Die Isolation empfand ich als höchst willkommene Einrichtung um mich von der seelischen Aufgewühltheit, den Strapazen und Eindrücken der Reise zu erholen. Ich konnte schlafen bis ich ohne Wecker aufwachte, im Heimbüro arbeiten und mir über Mittag im Garten die Wintersonne auf den Pelz brennen lassen. Ausserdem trug ich eine Woche lang dieselben alten Kleider, wusch meine Haare nicht, liess mein Fitnesstraining sausen und mir die Einkäufe vom Supermarkt nach Hause liefern. Die israelische Covid-Polizei konnte stolz auf mich sein, ich war unbestreitbar die Klassenstreberin in diesem Verein der zu Überwachenden. Ich verspürte nicht die geringste Versuchung, aus dem Gefängnis auszubrechen. Mit gutem Gewissen und in sekundenschnelle verschickte ich per Fingerdruck eine Woche lang Standortmeldungen aus der angegebenen Wohnadresse.

Mit einem weinenden Auge beschloss ich aber doch, nach einer Woche den zweiten PCR-Test zu machen, um die Quarantäne zu verkürzen.

Die nächste Drive-in-Teststation ist nur wenige Autominuten von unserem Wohnort entfernt. Mit der geschätzt mehrere hundert Autos langen Warteschlange hatte ich jedoch nicht gerechnet. Die Krankenzahlen schnellen in diesen Tagen wieder in die Höhe und sowohl Reiserückkehrer als auch Personen, die aufgrund von Kontakt mit Corona-Kranken in Quarantäne sind, müssen den Test über sich ergehen lassen.

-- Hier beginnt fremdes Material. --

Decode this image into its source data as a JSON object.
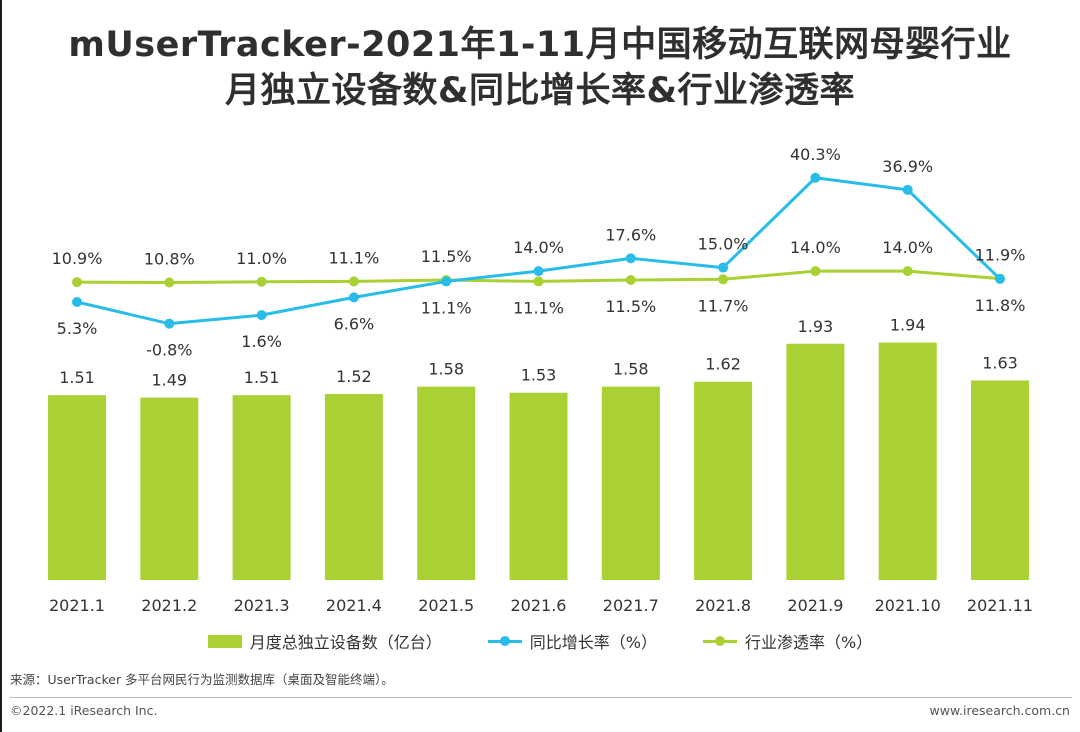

Es ist Schabbat, ich habe gerade nichts anderes zu tun und wie es aussieht, bewegt sich die Autoschlange ziemlich schnell voran. Also reihe ich mich ein und dann staune ich nur noch über dieses Beispiel musterhafter Organisation. Da können sich andere Länder  auch solche, die sich für Meister der Ordnung halten  getrost eine Scheibe von uns abschneiden. Eine grosse Anzahl junger Leute, wahrscheinlich Studenten, frischen temporär mit den Test-Aktivitäten ihr Taschengeld auf. Die Tests sind von der israelischen Heimatfront organisiert und gratis. Das nun folgende Szenario dauert etwa 40 Minuten und verläuft wie folgt: Schon ziemlich am Anfang wird der Verkehr auf der langen Strasse vor der Teststation in zwei Reihen auf beide Seiten der Fahrbahn geschleust. Flugblätter mit einem einzulesenden Code werden verteilt. Mit dem Code öffnet sich ein elektronisches Formular auf dem Handy, mit welchem ich mich für den Test anmelde (ich tippe fahrend am Steuer, wohlgemerkt). Man kann aus etwa fünf verschiedenen Gründen für den PCR-Test wählen. Für mich relevant ist die letzte: Verkürzung der Quarantäne. Das Ausfüllen des Formulars wird mit Erhalt eines Strichcodes bestätigt. Jetzt bin ich registriert. Dann fahre ich im Schritttempo weiter und als ich mich endlich der Teststation, einem grossen Plastikzelt nähere, geht es weiter mit der Registrierung: Ein Angestellter liest meinen Strichcode ein und übergibt mir zwei Klebeetiketten, die er einem kleinen handgehaltenen Drucker entnimmt. Nach den zwei Autos vor mir bin ich an der Reihe: Ich übergebe meine Kleber einer der jungen Frauen im Schutzanzug. Sie entnimmt flink die Proben aus meinem Rachen und Nase, ohne dass ich das Auto verlassen muss. Der Test dauert zwanzig Sekunden, dann bin ich entlassen und darf nach Hause fahren.




Weil aufgrund des grossen Ansturms Verzögerungen beim Erhalt der Resultate entstehen könnten, mache ich mich auf mindestens zwei weitere Tage in Quarantäne gefasst. Aber schon nachts um zwei, während ich schlafe, senden mir die fleissigen Mitarbeiter des Testlabors eine Mitteilung, dass die Testresultate negativ sind. Zwei Stunden später, um 4:06, folgen die Mitteilungen des Gesundheitsministeriums und der israelischen Covid-Polizei, dass ich das Quarantänegefängnis ab 2.1.2022 um 04:04 verlassen darf. Um 8:01 hinkt meine Krankenkasse mit derselben Nachricht hinterher. Somit sind nun sämtliche Systeme synchronisiert, die mich, mein Leben und jeden meiner Schritte in engmaschiger elektronischer Überwachung unter Kontrolle haben.

Für die israelische Covid-Polizeit bedeutet das Ende meiner Quarantäne der Verlust der geflissentlichsten Kontrollandin. Für mich bedeutet es: Zurück in den Alltag.